Bei der "Verwertungskündigung" muss der Vermieter nicht zwingend Verkaufsbemühungen nachweisen

LG Wiesbaden, Urteil vom 22.02.2007, AZ: 2 S 80/06 (rechtskräftig)

Aufgrund der gesetzlichen Lage kann ein Vermieter regelmäßig nur dann ordentlich kündigen, wenn er ein "berechtigtes Interesse" an der Beendigung des Mietverhältnisses hat. Das Gesetz nimmt ein solches berechtigtes Interesse insbesondere dann an, wenn "der Vermieter durch die Fortsetzung des Mietverhältnisses an einer angemessenen wirtschaftlichen Verwertung des Grundstücks gehindert und dadurch erhebliche Nachteile erleiden würde" (vgl. § 573 Abs. 2 Nr. 3 BGB).

Vielfach wird - auch in der einschlägigen Rechtsprechung - behauptet, dass der Vermieter Einzelheiten zu seinen Verkaufsbemühungen mitteilen müsse, um eine sog. Verwertungskündigung aussprechen zu können. Dies ist rechtlich jedoch unzutreffend.

Wie nun auch noch einmal das LG Wiesbaden richtig stellt, muss der Vermieter keineswegs konkrete Verkaufsbemühungen darlegen. Er muss sogar nicht einmal Verwertungsbemühungen überhaupt unternehmen. Denn letztlich muss der Vermieter "nur" die Voraussetzungen der Kündigung vor Gericht beweisen. Wie er das Vorliegen der Voraussetzungen nachweist, ist letztlich seine Sache. So sieht die Zivilprozessordnung immerhin fünf zulässige Beweismittel vor: Sachverständigengutachten, Augenschein, Parteieinvernahme, Urkunden, Zeugen.

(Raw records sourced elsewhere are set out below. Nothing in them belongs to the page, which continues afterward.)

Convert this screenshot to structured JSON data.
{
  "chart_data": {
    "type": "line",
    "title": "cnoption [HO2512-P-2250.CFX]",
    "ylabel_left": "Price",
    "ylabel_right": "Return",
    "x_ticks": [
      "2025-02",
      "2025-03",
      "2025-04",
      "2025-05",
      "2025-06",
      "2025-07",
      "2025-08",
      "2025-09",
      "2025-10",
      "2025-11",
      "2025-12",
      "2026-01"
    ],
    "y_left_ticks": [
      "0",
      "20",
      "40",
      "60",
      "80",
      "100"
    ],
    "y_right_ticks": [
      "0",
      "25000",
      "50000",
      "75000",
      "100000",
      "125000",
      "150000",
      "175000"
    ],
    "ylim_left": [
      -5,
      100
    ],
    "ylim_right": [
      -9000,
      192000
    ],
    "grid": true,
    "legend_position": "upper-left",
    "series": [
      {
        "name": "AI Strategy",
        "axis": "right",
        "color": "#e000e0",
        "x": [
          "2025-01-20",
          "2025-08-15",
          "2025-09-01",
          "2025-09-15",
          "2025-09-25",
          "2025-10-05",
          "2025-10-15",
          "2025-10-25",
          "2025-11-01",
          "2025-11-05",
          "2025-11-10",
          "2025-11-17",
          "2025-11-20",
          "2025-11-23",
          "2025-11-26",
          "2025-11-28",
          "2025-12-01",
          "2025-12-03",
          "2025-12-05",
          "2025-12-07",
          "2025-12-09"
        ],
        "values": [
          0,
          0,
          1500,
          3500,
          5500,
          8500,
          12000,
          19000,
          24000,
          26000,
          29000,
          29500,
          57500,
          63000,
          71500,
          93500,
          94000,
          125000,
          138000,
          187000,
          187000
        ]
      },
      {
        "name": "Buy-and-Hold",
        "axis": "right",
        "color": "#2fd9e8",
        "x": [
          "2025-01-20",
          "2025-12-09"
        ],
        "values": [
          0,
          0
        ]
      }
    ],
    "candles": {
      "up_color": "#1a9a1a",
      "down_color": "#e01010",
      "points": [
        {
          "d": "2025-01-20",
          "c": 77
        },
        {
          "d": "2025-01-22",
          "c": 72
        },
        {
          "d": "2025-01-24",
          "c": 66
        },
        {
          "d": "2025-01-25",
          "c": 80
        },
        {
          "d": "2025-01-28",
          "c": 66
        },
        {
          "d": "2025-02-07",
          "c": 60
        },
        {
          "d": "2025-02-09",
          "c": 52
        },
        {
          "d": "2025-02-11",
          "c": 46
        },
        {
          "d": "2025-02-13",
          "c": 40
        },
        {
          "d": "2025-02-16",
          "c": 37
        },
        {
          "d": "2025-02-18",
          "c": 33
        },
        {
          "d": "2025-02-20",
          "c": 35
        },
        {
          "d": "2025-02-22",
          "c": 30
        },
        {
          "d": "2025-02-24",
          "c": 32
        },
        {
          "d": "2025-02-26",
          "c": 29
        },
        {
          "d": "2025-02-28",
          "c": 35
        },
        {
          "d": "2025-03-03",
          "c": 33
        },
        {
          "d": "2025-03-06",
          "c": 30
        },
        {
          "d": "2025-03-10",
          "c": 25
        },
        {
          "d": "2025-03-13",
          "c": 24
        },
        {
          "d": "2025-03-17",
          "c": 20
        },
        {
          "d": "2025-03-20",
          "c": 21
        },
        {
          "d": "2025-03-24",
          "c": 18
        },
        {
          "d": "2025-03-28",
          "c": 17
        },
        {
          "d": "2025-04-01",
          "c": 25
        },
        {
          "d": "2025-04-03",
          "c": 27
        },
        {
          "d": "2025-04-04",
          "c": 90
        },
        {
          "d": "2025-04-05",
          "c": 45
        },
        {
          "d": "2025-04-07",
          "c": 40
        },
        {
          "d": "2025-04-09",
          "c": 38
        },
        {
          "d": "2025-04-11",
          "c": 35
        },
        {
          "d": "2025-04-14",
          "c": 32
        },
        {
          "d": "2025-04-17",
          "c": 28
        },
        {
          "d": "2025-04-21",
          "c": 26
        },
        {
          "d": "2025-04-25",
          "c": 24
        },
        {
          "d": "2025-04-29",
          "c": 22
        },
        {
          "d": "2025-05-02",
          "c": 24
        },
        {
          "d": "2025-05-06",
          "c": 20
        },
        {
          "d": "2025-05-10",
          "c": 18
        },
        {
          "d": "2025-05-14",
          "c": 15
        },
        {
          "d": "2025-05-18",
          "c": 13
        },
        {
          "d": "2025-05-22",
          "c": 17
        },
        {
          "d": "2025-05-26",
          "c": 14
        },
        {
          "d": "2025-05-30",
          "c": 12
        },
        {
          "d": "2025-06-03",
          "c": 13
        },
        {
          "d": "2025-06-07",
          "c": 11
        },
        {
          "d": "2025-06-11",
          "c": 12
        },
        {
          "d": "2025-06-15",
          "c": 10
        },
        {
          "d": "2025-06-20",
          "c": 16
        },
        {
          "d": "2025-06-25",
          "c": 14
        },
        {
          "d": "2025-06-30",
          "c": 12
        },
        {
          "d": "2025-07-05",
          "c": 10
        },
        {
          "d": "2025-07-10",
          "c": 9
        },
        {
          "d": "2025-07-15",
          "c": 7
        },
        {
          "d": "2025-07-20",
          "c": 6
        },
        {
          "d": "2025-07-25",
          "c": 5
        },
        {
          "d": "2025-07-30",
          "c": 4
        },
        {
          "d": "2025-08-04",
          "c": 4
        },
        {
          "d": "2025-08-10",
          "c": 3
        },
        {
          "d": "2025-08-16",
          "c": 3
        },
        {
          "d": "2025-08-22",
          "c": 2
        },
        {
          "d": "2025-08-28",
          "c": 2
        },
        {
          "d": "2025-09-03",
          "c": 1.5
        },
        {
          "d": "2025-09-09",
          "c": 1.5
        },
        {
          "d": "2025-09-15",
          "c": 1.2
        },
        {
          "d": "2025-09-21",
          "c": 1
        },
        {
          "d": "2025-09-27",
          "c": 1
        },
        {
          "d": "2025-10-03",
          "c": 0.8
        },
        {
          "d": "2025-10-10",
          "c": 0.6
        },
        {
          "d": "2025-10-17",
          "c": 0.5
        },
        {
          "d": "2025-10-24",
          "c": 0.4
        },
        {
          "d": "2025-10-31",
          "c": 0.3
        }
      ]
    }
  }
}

Wenn der Vermieter also behauptet, dass das Haus oder die Eigentumswohnung in vermietetem Zustand unverkäuflich sei, so muss er natürlich diese Behauptung notfalls vor Gericht beweisen können. Hierzu kann er vortragen, dass die Unverkäuflichkeit in vermietetem Zustand das Ergebnis seiner konkreten Bemühungen war. Er kann sich aber auch für den Umstand der Unverkäuflichkeit auf eigene Marktkenntnisse berufen. Er muss dann nur darlegen, dass und warum er entsprechende Kenntnisse besitzt.

In dem vorliegenden Fall, den das LG Wiesbaden zu entscheiden hatte, kam das Gericht nach einer Beweisaufnahme (!) zu dem Ergebnis, dass für vermietete Eigentumswohnungen nur ein geringes Kaufinteresse bestehe. In der Urteilsbegründung wird weiter ausgeführt: "Diejenigen, die eine Wohnung zur Eigennutzung suchen, haben demgegenüber in der Regel auf Grund des großen Immobilienmarktes genügend Auswahl an unvermieteten Wohnungen und werden daher in der Regel nicht das Risiko eines möglichen Rechtsstreites mit dem wegen Eigenbedarf gekündigten Mieters in Kauf nehmen". Da der Vermieter in dem Fall auch noch dringend auf den Verkauf angewiesen war, weil seine eigene wirtschaftliche Situation sehr schwierig war, hätte ein Verkauf der Wohnung zu einem 17.500,- € unter dem Verkehrswert liegenden Preis einen erheblichen Nachteil für ihn dargestellt. Das Gericht gab daher seiner Räumungsklage gegen den Mieter statt.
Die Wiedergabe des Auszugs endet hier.